Woody Creek Bar-B-Q has roots in Parker County. The original restaurant in Springtown started on the banks of the creek that gave the restaurant its name, and, as the story goes, Woody Creek was way ahead of its time. The first base of operations was an old bread truck surrounded by a few picnic tables. (Now there’s a food truck on seemingly every street corner.) Co-owners Mary and the late Jimmy Neely Sr. moved into an actual building in the town square in 2005. The West Fort Worth location, which opened a couple of years ago, sits beneath the flight path of the planes and copters from the Joint Naval Reserve Base. The Cowtown site doesn’t look over any creek or charming grove of oak trees, but no matter. It’s what’s inside that counts.
For starters, the sliced brisket had a lovely ring of fiery red inside and was so moist it didn’t even need sauce. However, the meat left the taste of hickory smoke in my mouth. Seriously. It wasn’t bad, just a little overwhelming.
There’s only one flavor of sauce, and it’s sort of on the mild side. But the restaurant has a condiment bar with jalapeños if you want to spice things up. And the sauce is nicely balanced, with the teeniest vinegar bite to cut the sweetness.
Sometimes smoked turkey in a barbecue joint can come out looking and tasting like plastic, but not here. The turkey was lusciously moist –– but plenty salty.
Who raves about bologna? Well, I can tell you the “bolo” here was a delicious surprise. Although it looked a little like slices of burnt-orange soy product, it was all meat (and counts as a meat option on Woody Creek’s plates). I loved the odd little savory slices. My dining companions were afraid to try them.
There was nothing odd about the sausage. Plump, with the kind of casing that snaps a little when you bite into it, the sausage was on the mild end of the flavor spectrum.

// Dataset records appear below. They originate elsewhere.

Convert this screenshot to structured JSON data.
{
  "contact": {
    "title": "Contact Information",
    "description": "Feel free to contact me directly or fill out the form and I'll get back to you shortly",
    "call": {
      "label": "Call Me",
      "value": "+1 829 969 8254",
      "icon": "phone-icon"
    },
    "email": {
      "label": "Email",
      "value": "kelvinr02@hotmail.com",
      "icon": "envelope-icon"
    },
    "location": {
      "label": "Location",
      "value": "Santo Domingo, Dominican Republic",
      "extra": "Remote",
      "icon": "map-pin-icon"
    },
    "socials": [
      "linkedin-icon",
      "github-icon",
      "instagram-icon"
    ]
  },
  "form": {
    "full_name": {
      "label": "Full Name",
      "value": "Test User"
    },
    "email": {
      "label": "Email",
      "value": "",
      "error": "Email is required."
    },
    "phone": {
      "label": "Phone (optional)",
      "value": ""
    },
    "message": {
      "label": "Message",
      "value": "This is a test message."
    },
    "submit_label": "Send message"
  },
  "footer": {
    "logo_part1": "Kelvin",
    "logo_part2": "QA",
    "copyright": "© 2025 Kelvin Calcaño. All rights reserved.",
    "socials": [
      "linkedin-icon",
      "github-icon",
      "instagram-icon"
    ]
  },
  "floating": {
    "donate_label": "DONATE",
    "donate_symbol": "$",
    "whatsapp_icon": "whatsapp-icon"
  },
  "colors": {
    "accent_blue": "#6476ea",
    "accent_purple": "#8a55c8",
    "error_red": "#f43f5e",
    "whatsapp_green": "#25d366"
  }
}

On the sampler plate, one serving of ribs amounted to two Fred Flintstone-style tusks with a great ’cue crust on top. The meat fell off the bone (thanks in no small part to a hefty layer of luscious fat). Once again, the meat was so moist that sauce was merely a condiment, not a necessity. You can purchase a rib by the bone for $2.25 if you’re a little hesitant about a half-rack. (Woody Creek sells its ribs by the rack or bone.)
The grilled chicken was served sliced, more fajita-style rather than traditional barbecue. If you want a full breast replete with the overdone wing with burned tip, you’ll be disappointed. If not, you’ll probably like Woody Creek’s juicy, peppery slices.
There are only four sides to choose from (not including onion rings and bags of chips). The red beans were more like chunky, almost-refried beans and went well with the chicken. The coleslaw was mild and creamy-crunchy, a welcome addition to some of the saltier meat. The home-style fries achieved the precarious equilibrium of being just greasy enough without being too soggy.
For dessert, the peach cobbler’s good, but the banana pudding is better. It’s your standard pudding with Nilla Wafers doused in whipped cream, but the bananas were sliced in half lengthwise and caramelized, almost like Bananas Foster: a nice touch in a restaurant full of nice touches.
Woody Creek Bar-B-Q
6986 Green Oaks Rd, FW. 817-737-2008.
11am-4pm Sun, 11am-9pm Mon-Thu, 11am-10pm Fri-Sat. All major credit cards accepted.